Well.  A few things on this: First, even if the argument were true, it’s simply not statistically significant because we’re only talking four Democratic appointments (Breyer and Ruth Bader Ginsburg by Clinton, Sotomayor and Kagan by Obama; poor Jimmy Carter had none, the same number George W. Bush would have had had he not been re-elected).  Second, if you line up the Republican and Democratic nominees in recent decades, it’s conservatives who are disappointed (need I even mention John Paul Stevens, Anthony Kennedy, and David Souter, let alone Earl Warren and Brennan himself, all Republican nominees).  Third, to say that someone like Ginsburg – a push-the-envelope feminist and ACLU lawyer – is a moderate is to center the jurisprudential spectrum around the law faculty lounge.  And fourth, as David Bernstein details, it is people like Richard Epstein – and other Federalist Society regulars like Dan Troy, Miguel Estrada, John Eastman, Frank Easterbrook, Stephen Bainbridge, and Todd Zywicki (as well as Cato’s own Roger Pilon, Randy Barnett, and Ilya Somin) – who would be considered filibusteringly beyond the pale, much more than Lithwick’s vaunted American Constitution Society stalwarts.

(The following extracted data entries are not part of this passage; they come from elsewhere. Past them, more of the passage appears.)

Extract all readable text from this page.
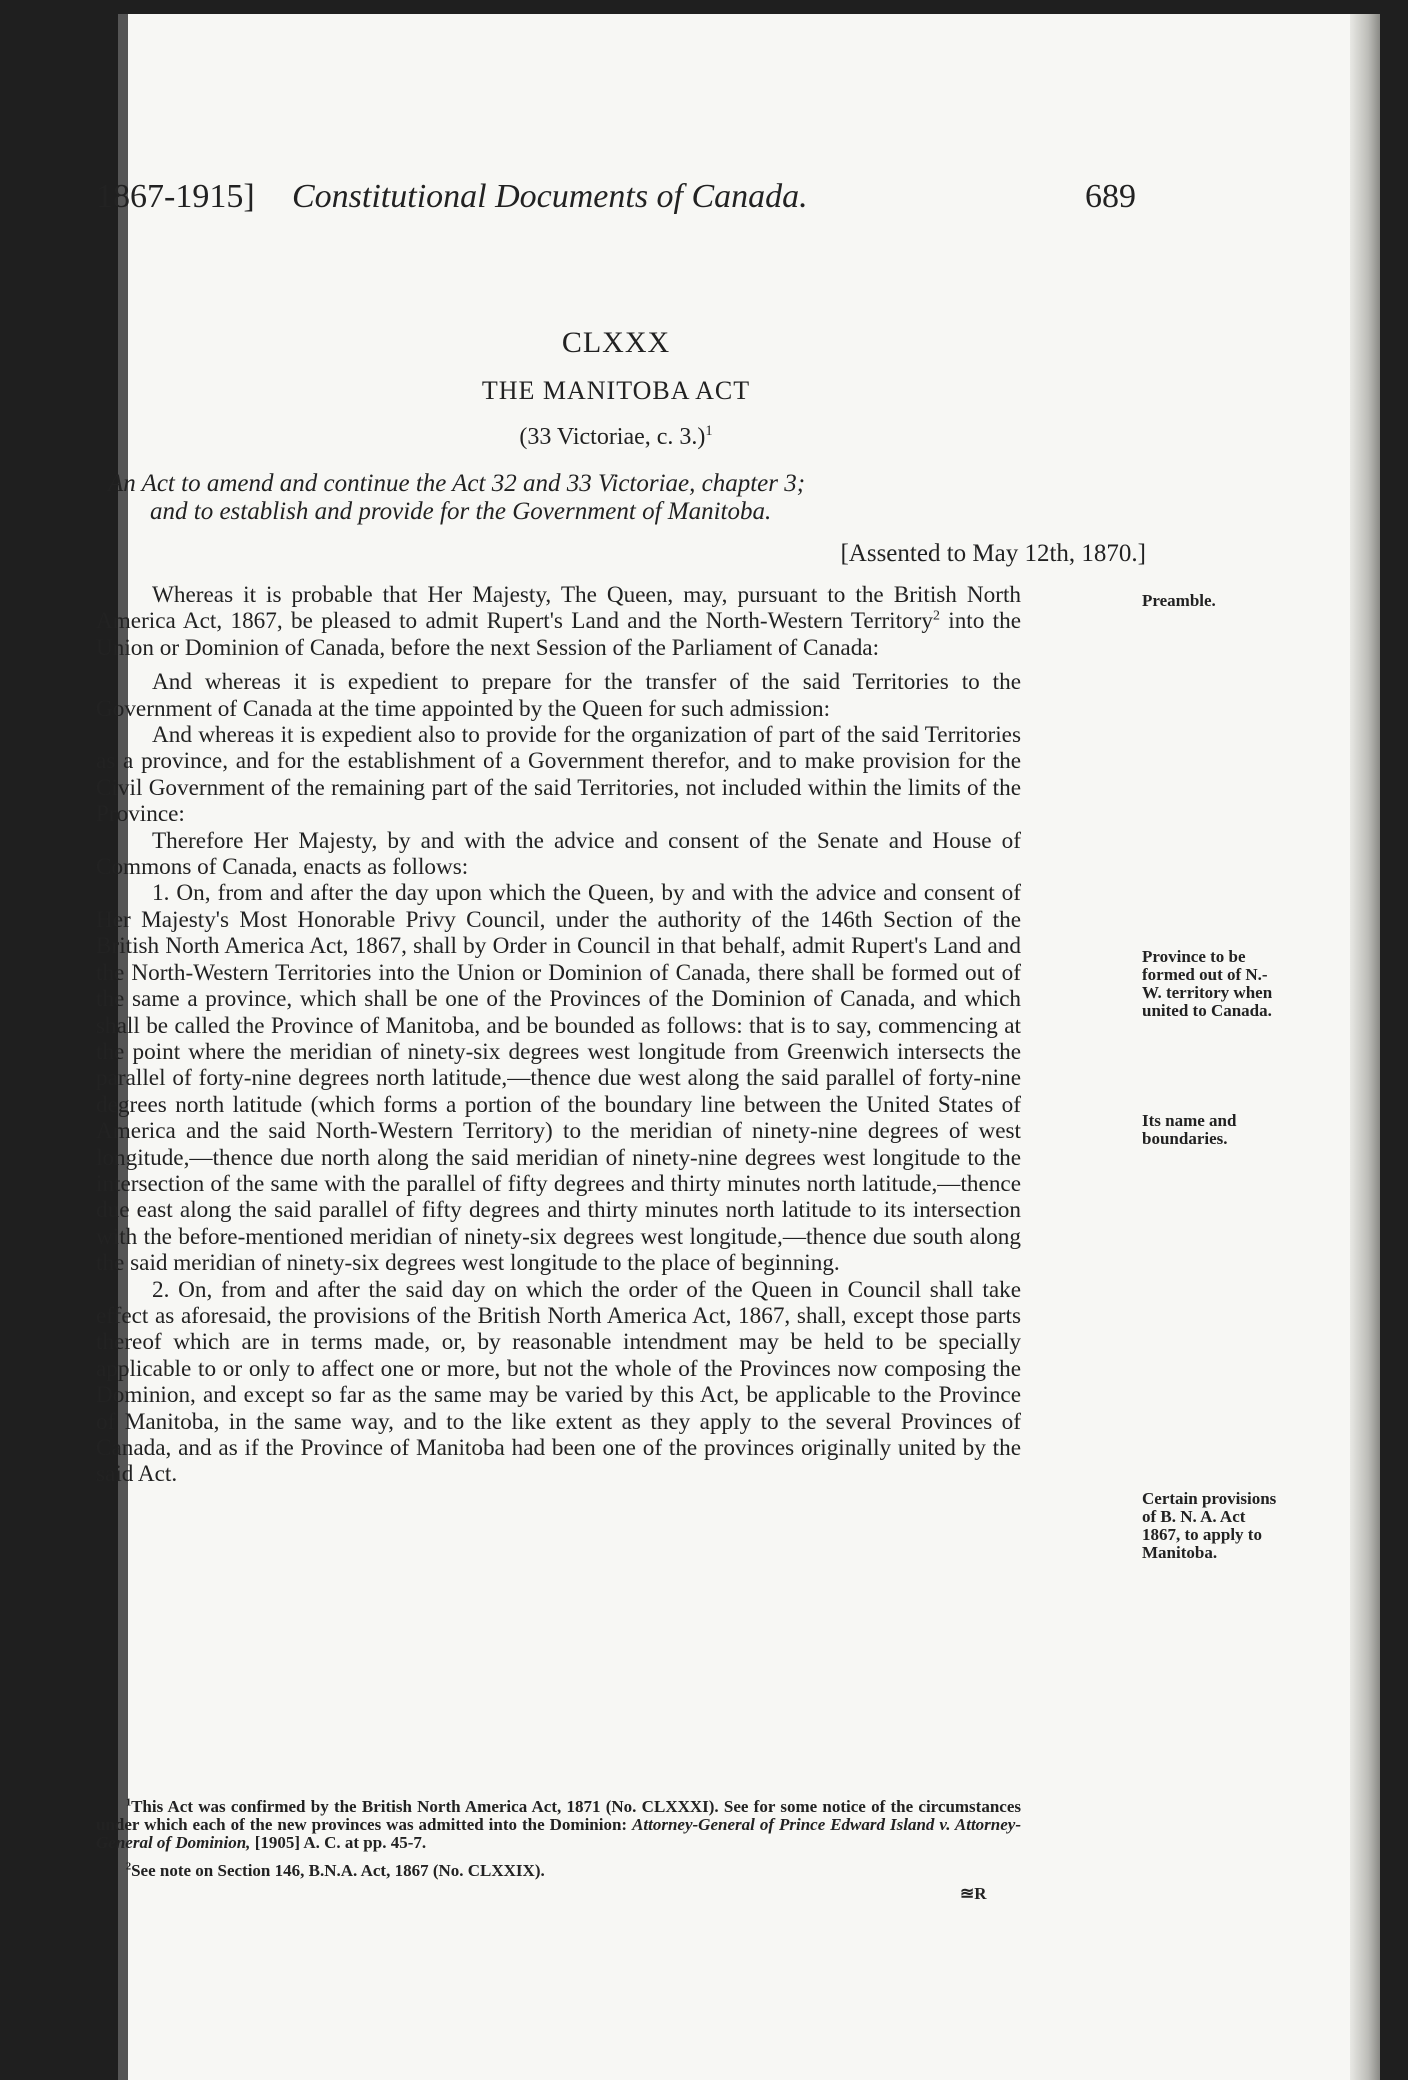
1867-1915] Constitutional Documents of Canada.	689
CLXXX
THE MANITOBA ACT
(33 Victoriae, c. 3.)$^1$
An Act to amend and continue the Act 32 and 33 Victoriae, chapter 3;
and to establish and provide for the Government of Manitoba.
[Assented to May 12th, 1870.]

Whereas it is probable that Her Majesty, The Queen, may, pursuant to the British North America Act, 1867, be pleased to admit Rupert's Land and the North-Western Territory$^2$ into the Union or Dominion of Canada, before the next Session of the Parliament of Canada:

And whereas it is expedient to prepare for the transfer of the said Territories to the Government of Canada at the time appointed by the Queen for such admission:

And whereas it is expedient also to provide for the organization of part of the said Territories as a province, and for the establishment of a Government therefor, and to make provision for the Civil Government of the remaining part of the said Territories, not included within the limits of the Province:

Therefore Her Majesty, by and with the advice and consent of the Senate and House of Commons of Canada, enacts as follows:

1. On, from and after the day upon which the Queen, by and with the advice and consent of Her Majesty's Most Honorable Privy Council, under the authority of the 146th Section of the British North America Act, 1867, shall by Order in Council in that behalf, admit Rupert's Land and the North-Western Territories into the Union or Dominion of Canada, there shall be formed out of the same a province, which shall be one of the Provinces of the Dominion of Canada, and which shall be called the Province of Manitoba, and be bounded as follows: that is to say, commencing at the point where the meridian of ninety-six degrees west longitude from Greenwich intersects the parallel of forty-nine degrees north latitude,—thence due west along the said parallel of forty-nine degrees north latitude (which forms a portion of the boundary line between the United States of America and the said North-Western Territory) to the meridian of ninety-nine degrees of west longitude,—thence due north along the said meridian of ninety-nine degrees west longitude to the intersection of the same with the parallel of fifty degrees and thirty minutes north latitude,—thence due east along the said parallel of fifty degrees and thirty minutes north latitude to its intersection with the before-mentioned meridian of ninety-six degrees west longitude,—thence due south along the said meridian of ninety-six degrees west longitude to the place of beginning.

2. On, from and after the said day on which the order of the Queen in Council shall take effect as aforesaid, the provisions of the British North America Act, 1867, shall, except those parts thereof which are in terms made, or, by reasonable intendment may be held to be specially applicable to or only to affect one or more, but not the whole of the Provinces now composing the Dominion, and except so far as the same may be varied by this Act, be applicable to the Province of Manitoba, in the same way, and to the like extent as they apply to the several Provinces of Canada, and as if the Province of Manitoba had been one of the provinces originally united by the said Act.

Preamble.
Province to be formed out of N.-W. territory when united to Canada.
Its name and boundaries.
Certain provisions of B. N. A. Act 1867, to apply to Manitoba.

$^1$This Act was confirmed by the British North America Act, 1871 (No. CLXXXI). See for some notice of the circumstances under which each of the new provinces was admitted into the Dominion: Attorney-General of Prince Edward Island v. Attorney-General of Dominion, [1905] A. C. at pp. 45-7.

$^2$See note on Section 146, B.N.A. Act, 1867 (No. CLXXIX).

≊R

In short, if anything it is Republicans who can rightfully be disappointed in their presidents’ nominees – though Kennedy’s seat was of course originally to have been filled by Robert Bork. More unfortunately, it is libertarian law students who can lament that their kind lacks representation on the High Court – though note that the second choice for Kennedy’s seat was Douglas Ginsburg (the last judicial martyr of the drug war).  And so, as the Court remains securely to the left of the American people, just today ratifying radical assertions of federal legislative and judicial power, Elena Kagan is poised to fit right into that jurisprudential “mainstream.”  Good for the left, bad for the Constitution.